Je vous sup[p]lie tres humblement M[onsieur] de continuer autant que vos affaires vous le permettront à m’enrichir de vos remarques, mais je vous en conjure, sans vous servir de ces prefaces flatteuses à qui vous donnez un si beau tour que les auteurs les plus modestes et les plus convaincus de leur foiblesse pourroient en tirer une vanité prejudiciable. Vous ne sauriez croire M[onsieur], le plaisir que j’ai senti en lisant les endroits de votre derniere lettre où j’ai vu ce qu’il faudra que je rectifie si jamais je fais une 2 e edition. En tout cas je profiterai de vos beaux eclaircissemen[t]s et de vos importan[t]s subsides* à la marge de mon exemplaire, en reconnoissance de qui je profite, et ne m’appropriant pas ce qui m’est communiqué de si bonne main. Que je serois heureux M[onsieur] si avec tant de pieces rares, qu’on ne trouve point en ce pays, et que vous avez l’adresse de ramasser pour l’enrichissement de votre bibliotheque, j’avois le talent d’en profiter avec l’exactitude et la sagacité que vous faites. Je croi vous l’avoir deja ecrit ; mon plus grand malheur est de n’avoir pas les livres qui me seroient necessaires, et de ne trouver ici personne qui aime cette recherche exacte des personnalitez, des dates, et des circonstances [2]. Or ceux qui n’ont point l’esprit tourné de ce coté là, quelque habiles qu’ils puissent etre d’ailleurs, ne sont guere en etat de secourir un auteur de Dictionnaire. Vous seul M[onsieur], lui rendriez plus de service que tout ce qu’il y a de gens de lettres en ce pays ci.

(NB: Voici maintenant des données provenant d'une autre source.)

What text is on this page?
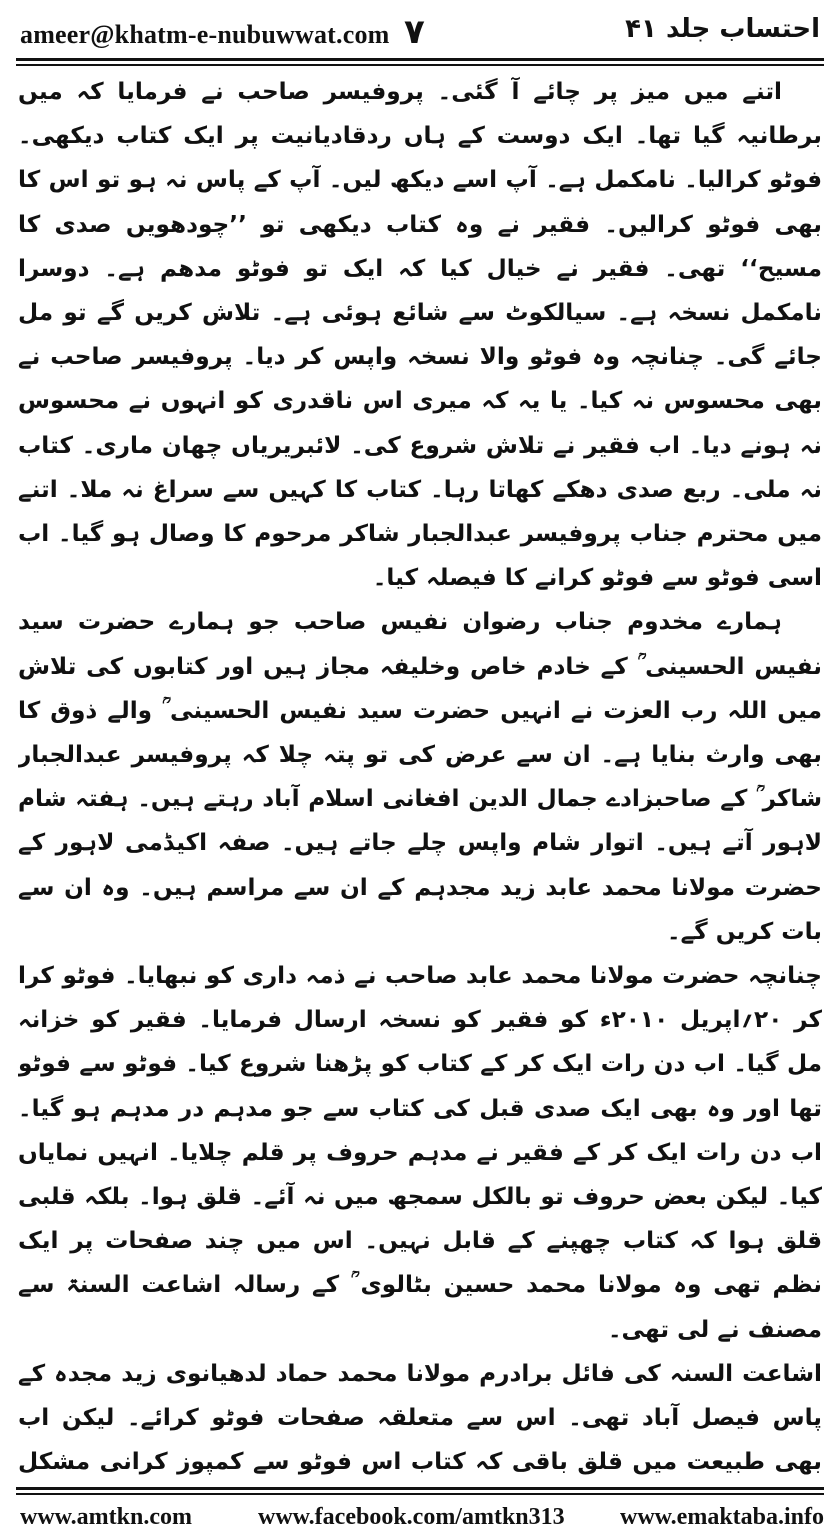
ameer@khatm-e-nubuwwat.com ۷	احتساب جلد ۴۱

اتنے میں میز پر چائے آ گئی۔ پروفیسر صاحب نے فرمایا کہ میں برطانیہ گیا تھا۔ ایک دوست کے ہاں ردقادیانیت پر ایک کتاب دیکھی۔ فوٹو کرالیا۔ نامکمل ہے۔ آپ اسے دیکھ لیں۔ آپ کے پاس نہ ہو تو اس کا بھی فوٹو کرالیں۔ فقیر نے وہ کتاب دیکھی تو ’’چودھویں صدی کا مسیح‘‘ تھی۔ فقیر نے خیال کیا کہ ایک تو فوٹو مدھم ہے۔ دوسرا نامکمل نسخہ ہے۔ سیالکوٹ سے شائع ہوئی ہے۔ تلاش کریں گے تو مل جائے گی۔ چنانچہ وہ فوٹو والا نسخہ واپس کر دیا۔ پروفیسر صاحب نے بھی محسوس نہ کیا۔ یا یہ کہ میری اس ناقدری کو انہوں نے محسوس نہ ہونے دیا۔ اب فقیر نے تلاش شروع کی۔ لائبریریاں چھان ماری۔ کتاب نہ ملی۔ ربع صدی دھکے کھاتا رہا۔ کتاب کا کہیں سے سراغ نہ ملا۔ اتنے میں محترم جناب پروفیسر عبدالجبار شاکر مرحوم کا وصال ہو گیا۔ اب اسی فوٹو سے فوٹو کرانے کا فیصلہ کیا۔

ہمارے مخدوم جناب رضوان نفیس صاحب جو ہمارے حضرت سید نفیس الحسینی ؒ کے خادم خاص وخلیفہ مجاز ہیں اور کتابوں کی تلاش میں اللہ رب العزت نے انہیں حضرت سید نفیس الحسینی ؒ والے ذوق کا بھی وارث بنایا ہے۔ ان سے عرض کی تو پتہ چلا کہ پروفیسر عبدالجبار شاکر ؒ کے صاحبزادے جمال الدین افغانی اسلام آباد رہتے ہیں۔ ہفتہ شام لاہور آتے ہیں۔ اتوار شام واپس چلے جاتے ہیں۔ صفہ اکیڈمی لاہور کے حضرت مولانا محمد عابد زید مجدہم کے ان سے مراسم ہیں۔ وہ ان سے بات کریں گے۔

چنانچہ حضرت مولانا محمد عابد صاحب نے ذمہ داری کو نبھایا۔ فوٹو کرا کر ۲۰؍اپریل ۲۰۱۰ء کو فقیر کو نسخہ ارسال فرمایا۔ فقیر کو خزانہ مل گیا۔ اب دن رات ایک کر کے کتاب کو پڑھنا شروع کیا۔ فوٹو سے فوٹو تھا اور وہ بھی ایک صدی قبل کی کتاب سے جو مدہم در مدہم ہو گیا۔ اب دن رات ایک کر کے فقیر نے مدہم حروف پر قلم چلایا۔ انہیں نمایاں کیا۔ لیکن بعض حروف تو بالکل سمجھ میں نہ آئے۔ قلق ہوا۔ بلکہ قلبی قلق ہوا کہ کتاب چھپنے کے قابل نہیں۔ اس میں چند صفحات پر ایک نظم تھی وہ مولانا محمد حسین بٹالوی ؒ کے رسالہ اشاعت السنۃ سے مصنف نے لی تھی۔

اشاعت السنہ کی فائل برادرم مولانا محمد حماد لدھیانوی زید مجدہ کے پاس فیصل آباد تھی۔ اس سے متعلقہ صفحات فوٹو کرائے۔ لیکن اب بھی طبیعت میں قلق باقی کہ کتاب اس فوٹو سے کمپوز کرانی مشکل

www.amtkn.com	www.facebook.com/amtkn313 www.emaktaba.info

Je suis persuadé que Cayet prit le nom de Palma avec celui de Victor dans sa confirmation pour la raison que vous dites [3], et que ceux qui l’ont surnommé Navarrus ont eté trompez par les auteurs qui en parlant de cet homme ont remarqué qu’il etoit docteur en theologie de la maison de Navarre, ce qu’apparemment ils auront exprimé par Theol[ogiæ] Doctor Navarrus. Plusieurs lecteurs auront pris ce dernier mot pour le nom de patrie.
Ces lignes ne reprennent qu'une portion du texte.